Value of life forgotten in quest for affluence
I heard my train approaching. I ran up a two-story escalator and hopped on my train. I was relieved to make it onto my train, but my relief was short-lived. While catching my breath, I heard the announcement that the train would be stopped because of an accident. This was the same announcement I had heard just a week before. The number of train accidents is increasing in Japan, and it is thought that one-third of the accidents result from suicide attempts.
Japan's suicide rate is one of the highest in the world. More than 30,000 Japanese people take their lives every year, even though my country, Japan, is one of the richest and the most advanced countries in the world today.
Allow me to describe some factors of the sickly Japanese situation and to list some silver bullets which might cure the illness.
To find the causes of today's Japanese social problems, I looked back at history and realized that the way Japan dealt with the aftermath of World War II might have directly affected what Japanese society is today.
No other country except Japan could become a world leader just 20 to 30 years after losing a major war and achieve one of the world's highest GNPs. It would have been impossible without Japanese diligence. While I am amazed at Japan's development, I suspect that Japan also lost something important during the postwar boom era.
Japan is the only country that has suffered from the damage inflicted by atomic bombs. However, the nuclear attack is just a half-century-old story for most people now.
It seems that Japan moved too swiftly to put this pain behind us in order to grab immediate profits in business. While Japanese society has prospered, it has focused only on short-term gain. Therefore, it has neglected the dignity of human life.
Japanese seek material affluence and convenience, but in chasing these things, we have left behind richness of the mind and the heart. In compensation for this, people in Japan have no dreams and hope. Our society has become a cold and lonely place, which lacks life and spirit.
How should Japanese society overcome its unhealthy situation? When one does not do what one should do, he or she cannot come alive. It seems that Japan is in exactly the same situation.
To make our society vigorous, Japan should carry out its duties and responsibilities.
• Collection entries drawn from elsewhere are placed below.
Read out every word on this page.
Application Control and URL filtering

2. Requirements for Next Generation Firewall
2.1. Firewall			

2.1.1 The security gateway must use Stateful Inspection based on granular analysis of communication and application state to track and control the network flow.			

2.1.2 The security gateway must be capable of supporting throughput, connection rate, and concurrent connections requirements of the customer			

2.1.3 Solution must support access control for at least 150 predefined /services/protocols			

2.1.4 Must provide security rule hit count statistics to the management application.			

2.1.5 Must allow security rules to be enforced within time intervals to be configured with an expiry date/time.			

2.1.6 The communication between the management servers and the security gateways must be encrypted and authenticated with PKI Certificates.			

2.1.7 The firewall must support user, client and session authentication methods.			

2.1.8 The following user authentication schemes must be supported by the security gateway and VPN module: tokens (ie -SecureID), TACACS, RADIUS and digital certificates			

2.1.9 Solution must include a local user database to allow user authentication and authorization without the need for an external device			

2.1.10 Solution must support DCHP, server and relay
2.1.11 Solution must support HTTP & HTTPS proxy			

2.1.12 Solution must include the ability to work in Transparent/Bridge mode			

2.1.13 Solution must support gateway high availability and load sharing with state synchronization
For example, it is the duty of Japan to proclaim the importance of world peace. It is the responsibility of Japan to share with the entire world the technology it has developed which might help prevent global warming. To have a true happy and bountiful life, each of the people in Japan should rethink the value of life and the importance of caring for each other.
These things have been neglected because Japanese have been overzealous in their quest for money and material wealth. Only when Japanese people understand what true happiness is will Japanese society grasp the importance of human life.
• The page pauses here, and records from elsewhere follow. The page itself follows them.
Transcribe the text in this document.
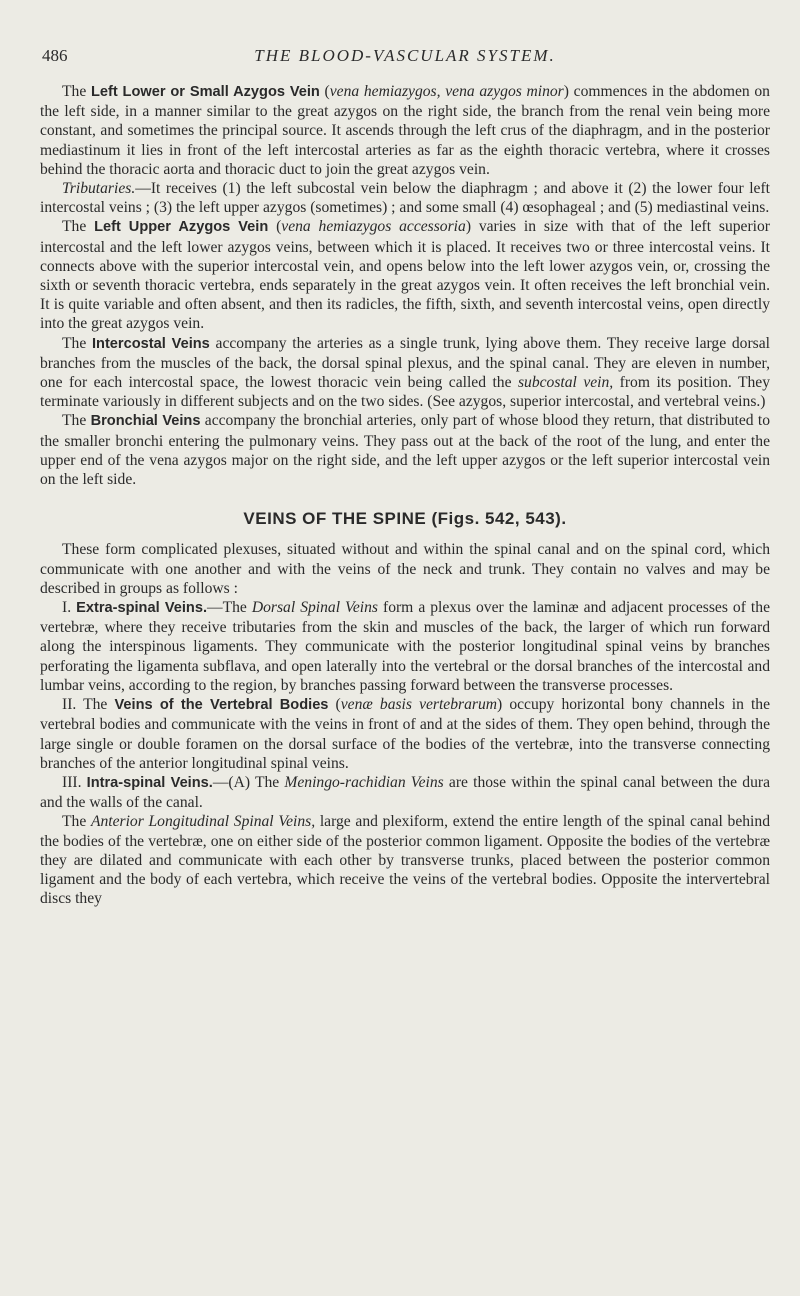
486	THE BLOOD-VASCULAR SYSTEM.

The Left Lower or Small Azygos Vein (vena hemiazygos, vena azygos minor) commences in the abdomen on the left side, in a manner similar to the great azygos on the right side, the branch from the renal vein being more constant, and sometimes the principal source. It ascends through the left crus of the diaphragm, and in the posterior mediastinum it lies in front of the left intercostal arteries as far as the eighth thoracic vertebra, where it crosses behind the thoracic aorta and thoracic duct to join the great azygos vein.

Tributaries.—It receives (1) the left subcostal vein below the diaphragm ; and above it (2) the lower four left intercostal veins ; (3) the left upper azygos (sometimes) ; and some small (4) œsophageal ; and (5) mediastinal veins.

The Left Upper Azygos Vein (vena hemiazygos accessoria) varies in size with that of the left superior intercostal and the left lower azygos veins, between which it is placed. It receives two or three intercostal veins. It connects above with the superior intercostal vein, and opens below into the left lower azygos vein, or, crossing the sixth or seventh thoracic vertebra, ends separately in the great azygos vein. It often receives the left bronchial vein. It is quite variable and often absent, and then its radicles, the fifth, sixth, and seventh intercostal veins, open directly into the great azygos vein.

The Intercostal Veins accompany the arteries as a single trunk, lying above them. They receive large dorsal branches from the muscles of the back, the dorsal spinal plexus, and the spinal canal. They are eleven in number, one for each intercostal space, the lowest thoracic vein being called the subcostal vein, from its position. They terminate variously in different subjects and on the two sides. (See azygos, superior intercostal, and vertebral veins.)

The Bronchial Veins accompany the bronchial arteries, only part of whose blood they return, that distributed to the smaller bronchi entering the pulmonary veins. They pass out at the back of the root of the lung, and enter the upper end of the vena azygos major on the right side, and the left upper azygos or the left superior intercostal vein on the left side.

VEINS OF THE SPINE (Figs. 542, 543).

These form complicated plexuses, situated without and within the spinal canal and on the spinal cord, which communicate with one another and with the veins of the neck and trunk. They contain no valves and may be described in groups as follows :

I. Extra-spinal Veins.—The Dorsal Spinal Veins form a plexus over the laminæ and adjacent processes of the vertebræ, where they receive tributaries from the skin and muscles of the back, the larger of which run forward along the interspinous ligaments. They communicate with the posterior longitudinal spinal veins by branches perforating the ligamenta subflava, and open laterally into the vertebral or the dorsal branches of the intercostal and lumbar veins, according to the region, by branches passing forward between the transverse processes.

II. The Veins of the Vertebral Bodies (venæ basis vertebrarum) occupy horizontal bony channels in the vertebral bodies and communicate with the veins in front of and at the sides of them. They open behind, through the large single or double foramen on the dorsal surface of the bodies of the vertebræ, into the transverse connecting branches of the anterior longitudinal spinal veins.

III. Intra-spinal Veins.—(A) The Meningo-rachidian Veins are those within the spinal canal between the dura and the walls of the canal.

The Anterior Longitudinal Spinal Veins, large and plexiform, extend the entire length of the spinal canal behind the bodies of the vertebræ, one on either side of the posterior common ligament. Opposite the bodies of the vertebræ they are dilated and communicate with each other by transverse trunks, placed between the posterior common ligament and the body of each vertebra, which receive the veins of the vertebral bodies. Opposite the intervertebral discs they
Today, while our world is getting smaller and smaller, it constantly faces the risk of terrorism and nuclear war breaking out. With these problems to solve, now is the time for Japanese society to wake up to its duties and responsibilities.
Japan holds three great non-nuclear principles that prohibit the nation from producing or possessing nuclear weapons or even bringing them onto Japanese soil.
I dream that Japanese society will value each human's life and contribute to making our world a better place for generations to come.